The Russians have made it clear that Obama's vow to improve relations, while theoretically beneficial to both countries, hangs on his ability to win ratification of the new START treaty. The pact calls for big reductions in nuclear weapons.

Even though Washington is engaged in two wars — in Iraq and Afghanistan — those expensive and bloody ventures have drawn scant attention in this election year. While Democrats are losing patience with the Afghan conflict, now in its 10th year, Obama will likely find backing for his war policies from Republicans, but they will pressure him to limit or put off plans to begin withdrawing in July. Republicans normally take a more aggressive line on issues of war and peace.

The Iraq war, barring an outbreak of extreme violence, has faded from the American consciousness as the administration has declared the last combat forces left this summer and all troops are scheduled to be gone by the end of next year.

In the Middle East, Obama probably would lose some room for maneuver in his sponsorship of peace talks between Israel and the Palestinians. The president has shown a tendency to pressure the Israelis — particularly to stop their West Bank and Jerusalem settlement building projects.

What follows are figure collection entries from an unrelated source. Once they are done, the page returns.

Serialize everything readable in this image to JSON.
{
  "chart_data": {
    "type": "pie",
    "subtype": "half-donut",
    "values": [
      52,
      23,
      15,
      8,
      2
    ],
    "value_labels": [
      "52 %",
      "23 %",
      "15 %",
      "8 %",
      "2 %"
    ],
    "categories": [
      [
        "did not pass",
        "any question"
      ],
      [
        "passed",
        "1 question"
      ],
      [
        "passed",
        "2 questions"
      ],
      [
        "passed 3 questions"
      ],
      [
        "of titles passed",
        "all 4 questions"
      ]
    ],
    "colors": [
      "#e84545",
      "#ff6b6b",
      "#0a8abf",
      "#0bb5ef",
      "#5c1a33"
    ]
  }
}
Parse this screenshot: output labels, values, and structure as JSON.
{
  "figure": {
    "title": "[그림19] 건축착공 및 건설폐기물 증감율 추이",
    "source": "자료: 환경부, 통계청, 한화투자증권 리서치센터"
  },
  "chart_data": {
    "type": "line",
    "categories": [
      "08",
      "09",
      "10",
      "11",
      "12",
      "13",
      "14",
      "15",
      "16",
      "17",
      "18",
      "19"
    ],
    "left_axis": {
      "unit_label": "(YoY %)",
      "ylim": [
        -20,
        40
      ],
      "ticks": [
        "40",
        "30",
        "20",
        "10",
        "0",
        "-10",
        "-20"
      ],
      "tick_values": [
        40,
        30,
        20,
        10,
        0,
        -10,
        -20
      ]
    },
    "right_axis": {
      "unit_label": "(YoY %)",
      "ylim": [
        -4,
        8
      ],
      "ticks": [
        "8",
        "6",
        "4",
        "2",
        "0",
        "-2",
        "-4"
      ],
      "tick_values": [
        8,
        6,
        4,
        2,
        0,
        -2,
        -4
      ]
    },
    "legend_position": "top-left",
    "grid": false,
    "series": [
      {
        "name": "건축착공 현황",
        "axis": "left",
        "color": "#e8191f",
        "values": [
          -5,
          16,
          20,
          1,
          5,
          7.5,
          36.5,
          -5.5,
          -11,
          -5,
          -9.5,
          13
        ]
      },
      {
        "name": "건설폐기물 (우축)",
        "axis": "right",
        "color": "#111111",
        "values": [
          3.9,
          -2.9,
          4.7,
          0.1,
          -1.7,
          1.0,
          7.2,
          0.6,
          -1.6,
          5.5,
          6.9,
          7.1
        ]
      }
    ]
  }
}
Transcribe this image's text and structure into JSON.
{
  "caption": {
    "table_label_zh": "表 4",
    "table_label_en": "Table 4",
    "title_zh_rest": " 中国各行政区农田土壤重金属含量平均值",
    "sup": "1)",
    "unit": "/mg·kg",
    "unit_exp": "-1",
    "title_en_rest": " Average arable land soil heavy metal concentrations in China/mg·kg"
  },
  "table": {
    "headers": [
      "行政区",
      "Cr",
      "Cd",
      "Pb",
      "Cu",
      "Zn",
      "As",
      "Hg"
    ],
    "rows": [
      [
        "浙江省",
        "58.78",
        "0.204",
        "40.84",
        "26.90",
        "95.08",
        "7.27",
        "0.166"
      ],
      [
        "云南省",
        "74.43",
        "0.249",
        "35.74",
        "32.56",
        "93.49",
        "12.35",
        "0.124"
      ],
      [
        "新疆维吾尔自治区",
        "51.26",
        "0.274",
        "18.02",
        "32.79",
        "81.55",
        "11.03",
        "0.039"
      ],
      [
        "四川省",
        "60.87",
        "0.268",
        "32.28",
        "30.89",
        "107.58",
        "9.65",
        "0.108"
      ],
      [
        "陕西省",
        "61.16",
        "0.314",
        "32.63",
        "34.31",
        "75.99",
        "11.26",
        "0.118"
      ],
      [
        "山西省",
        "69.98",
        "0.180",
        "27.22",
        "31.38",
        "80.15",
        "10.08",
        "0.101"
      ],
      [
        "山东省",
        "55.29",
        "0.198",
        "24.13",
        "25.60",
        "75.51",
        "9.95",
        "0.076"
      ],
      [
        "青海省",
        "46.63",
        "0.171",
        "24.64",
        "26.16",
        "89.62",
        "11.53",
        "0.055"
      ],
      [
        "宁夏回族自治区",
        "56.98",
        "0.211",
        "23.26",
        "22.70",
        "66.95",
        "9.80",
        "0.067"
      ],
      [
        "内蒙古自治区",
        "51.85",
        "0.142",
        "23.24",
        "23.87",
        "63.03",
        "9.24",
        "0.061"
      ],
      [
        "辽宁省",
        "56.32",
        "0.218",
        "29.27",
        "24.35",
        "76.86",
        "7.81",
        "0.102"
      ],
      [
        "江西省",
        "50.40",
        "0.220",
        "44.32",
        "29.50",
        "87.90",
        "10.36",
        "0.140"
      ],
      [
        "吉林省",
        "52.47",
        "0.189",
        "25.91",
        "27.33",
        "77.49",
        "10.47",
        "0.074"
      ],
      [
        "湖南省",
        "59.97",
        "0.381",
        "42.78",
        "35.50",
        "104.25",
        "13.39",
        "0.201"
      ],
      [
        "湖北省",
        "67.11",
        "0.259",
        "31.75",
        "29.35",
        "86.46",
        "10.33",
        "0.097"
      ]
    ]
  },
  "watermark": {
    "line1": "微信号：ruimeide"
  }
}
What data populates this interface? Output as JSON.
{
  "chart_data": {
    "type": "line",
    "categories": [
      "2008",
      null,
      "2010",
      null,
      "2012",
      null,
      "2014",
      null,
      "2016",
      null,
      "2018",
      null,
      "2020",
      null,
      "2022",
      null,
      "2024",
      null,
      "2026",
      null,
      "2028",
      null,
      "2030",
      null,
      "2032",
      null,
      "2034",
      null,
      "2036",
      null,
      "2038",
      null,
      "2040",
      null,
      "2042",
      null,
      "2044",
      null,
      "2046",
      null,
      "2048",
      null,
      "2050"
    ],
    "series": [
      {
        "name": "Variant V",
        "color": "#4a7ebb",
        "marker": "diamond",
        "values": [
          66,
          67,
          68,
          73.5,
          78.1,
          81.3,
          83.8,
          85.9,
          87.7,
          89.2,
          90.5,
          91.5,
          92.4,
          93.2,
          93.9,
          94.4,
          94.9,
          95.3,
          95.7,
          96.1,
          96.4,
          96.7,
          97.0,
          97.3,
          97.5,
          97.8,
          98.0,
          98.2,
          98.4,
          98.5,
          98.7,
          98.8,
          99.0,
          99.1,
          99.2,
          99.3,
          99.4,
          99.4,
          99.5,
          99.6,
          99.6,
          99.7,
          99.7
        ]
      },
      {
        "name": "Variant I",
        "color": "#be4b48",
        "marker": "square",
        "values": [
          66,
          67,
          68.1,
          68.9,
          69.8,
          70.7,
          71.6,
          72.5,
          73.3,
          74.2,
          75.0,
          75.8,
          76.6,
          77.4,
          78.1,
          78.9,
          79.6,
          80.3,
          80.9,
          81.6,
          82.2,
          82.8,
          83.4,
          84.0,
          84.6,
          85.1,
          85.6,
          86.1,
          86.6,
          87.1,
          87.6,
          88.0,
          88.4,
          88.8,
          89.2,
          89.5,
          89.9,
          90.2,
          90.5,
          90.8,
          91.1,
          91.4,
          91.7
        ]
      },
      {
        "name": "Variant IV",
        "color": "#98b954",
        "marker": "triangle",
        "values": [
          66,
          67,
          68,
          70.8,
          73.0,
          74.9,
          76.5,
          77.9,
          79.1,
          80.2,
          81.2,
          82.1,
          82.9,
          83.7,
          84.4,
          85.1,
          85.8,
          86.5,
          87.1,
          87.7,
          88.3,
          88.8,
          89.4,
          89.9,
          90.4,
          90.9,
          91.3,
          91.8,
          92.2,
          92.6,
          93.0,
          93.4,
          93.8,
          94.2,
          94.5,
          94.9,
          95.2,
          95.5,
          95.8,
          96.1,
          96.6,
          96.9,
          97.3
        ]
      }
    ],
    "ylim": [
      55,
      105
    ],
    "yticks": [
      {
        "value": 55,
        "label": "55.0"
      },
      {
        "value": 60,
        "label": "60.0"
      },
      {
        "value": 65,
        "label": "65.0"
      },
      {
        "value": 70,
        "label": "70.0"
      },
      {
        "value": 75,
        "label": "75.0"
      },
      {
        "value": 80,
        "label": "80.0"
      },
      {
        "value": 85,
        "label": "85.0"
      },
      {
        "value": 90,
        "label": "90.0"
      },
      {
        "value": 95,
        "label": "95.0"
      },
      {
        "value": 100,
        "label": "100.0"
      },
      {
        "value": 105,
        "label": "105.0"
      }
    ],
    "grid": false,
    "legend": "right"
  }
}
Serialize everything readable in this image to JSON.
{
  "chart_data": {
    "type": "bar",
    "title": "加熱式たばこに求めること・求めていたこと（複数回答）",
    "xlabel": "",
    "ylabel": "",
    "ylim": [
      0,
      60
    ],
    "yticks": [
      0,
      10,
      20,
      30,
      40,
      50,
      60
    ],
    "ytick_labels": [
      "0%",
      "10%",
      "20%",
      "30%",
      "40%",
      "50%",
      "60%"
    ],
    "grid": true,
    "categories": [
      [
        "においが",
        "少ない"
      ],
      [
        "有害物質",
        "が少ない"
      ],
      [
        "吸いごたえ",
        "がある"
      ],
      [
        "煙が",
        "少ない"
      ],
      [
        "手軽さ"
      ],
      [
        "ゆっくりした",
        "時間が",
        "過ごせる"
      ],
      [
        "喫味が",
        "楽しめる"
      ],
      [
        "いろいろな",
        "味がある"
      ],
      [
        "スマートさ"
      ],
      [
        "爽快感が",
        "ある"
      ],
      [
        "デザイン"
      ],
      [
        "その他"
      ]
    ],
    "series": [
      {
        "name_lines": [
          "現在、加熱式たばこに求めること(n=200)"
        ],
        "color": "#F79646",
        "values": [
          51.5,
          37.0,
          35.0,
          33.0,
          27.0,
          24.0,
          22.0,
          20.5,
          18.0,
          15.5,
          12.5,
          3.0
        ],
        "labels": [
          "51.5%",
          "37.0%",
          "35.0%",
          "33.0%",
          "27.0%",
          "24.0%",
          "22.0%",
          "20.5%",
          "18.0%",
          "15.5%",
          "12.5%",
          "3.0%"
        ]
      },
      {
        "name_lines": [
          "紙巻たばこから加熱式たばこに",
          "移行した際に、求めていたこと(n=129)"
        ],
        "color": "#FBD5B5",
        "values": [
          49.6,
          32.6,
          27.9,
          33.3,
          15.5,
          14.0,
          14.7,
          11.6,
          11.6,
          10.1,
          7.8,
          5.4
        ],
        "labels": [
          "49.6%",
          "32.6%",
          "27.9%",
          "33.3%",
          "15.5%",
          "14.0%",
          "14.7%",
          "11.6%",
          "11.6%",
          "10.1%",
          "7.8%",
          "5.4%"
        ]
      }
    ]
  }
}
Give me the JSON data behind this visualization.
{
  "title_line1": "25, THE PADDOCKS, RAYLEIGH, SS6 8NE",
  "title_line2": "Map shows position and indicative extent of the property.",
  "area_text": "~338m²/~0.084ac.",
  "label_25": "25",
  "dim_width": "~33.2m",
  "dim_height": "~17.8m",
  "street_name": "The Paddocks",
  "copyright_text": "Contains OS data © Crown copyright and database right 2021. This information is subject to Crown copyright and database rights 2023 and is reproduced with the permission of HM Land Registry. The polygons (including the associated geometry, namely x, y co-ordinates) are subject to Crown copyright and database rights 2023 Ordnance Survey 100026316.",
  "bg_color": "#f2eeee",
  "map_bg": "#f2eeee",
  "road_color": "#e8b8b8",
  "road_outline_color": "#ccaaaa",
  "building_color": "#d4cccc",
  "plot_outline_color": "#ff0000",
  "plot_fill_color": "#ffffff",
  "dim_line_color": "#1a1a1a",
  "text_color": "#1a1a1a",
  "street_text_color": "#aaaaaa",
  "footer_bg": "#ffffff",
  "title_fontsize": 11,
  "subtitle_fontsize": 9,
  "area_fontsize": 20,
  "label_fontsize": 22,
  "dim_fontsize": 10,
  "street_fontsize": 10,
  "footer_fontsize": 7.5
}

With Congress in a far more conservative cast of mind — and some of that group recalling that they relied upon the votes of evangelical Christians — Obama will likely feel heavy pressure to ease up on Israel. Evangelical Christians are ferocious in their support for Israel, as are traditionally powerful US Jewish groups.

Even so, Obama may find that his dealings with Iran and its suspected nuclear weapons program gains ground from the unlikely and quiet convergence of national interests that Arabs and Israel share concerning Iran.

Israeli feels directly threatened by Iran, whose leaders have said the Jewish state should be eliminated. Arabs are deeply concerned that a nuclear-armed Iran would utterly upend the balance of power in the Middle East.

The intersection of those worries could create greater pliability on both sides and grease the negotiating process with the Palestinians, who rely heavily on fellow Arabs for backing.

Regardless of how foreign policy issues eventually play out after the November vote, it is certain that Obama will find it hard to take refuge from a gridlocked and unfriendly Congress by turning to international affairs.

Other presidents have taken that path in similar circumstances. The badly damaged US economy, however, is going to force the president to focus on that key domestic issue.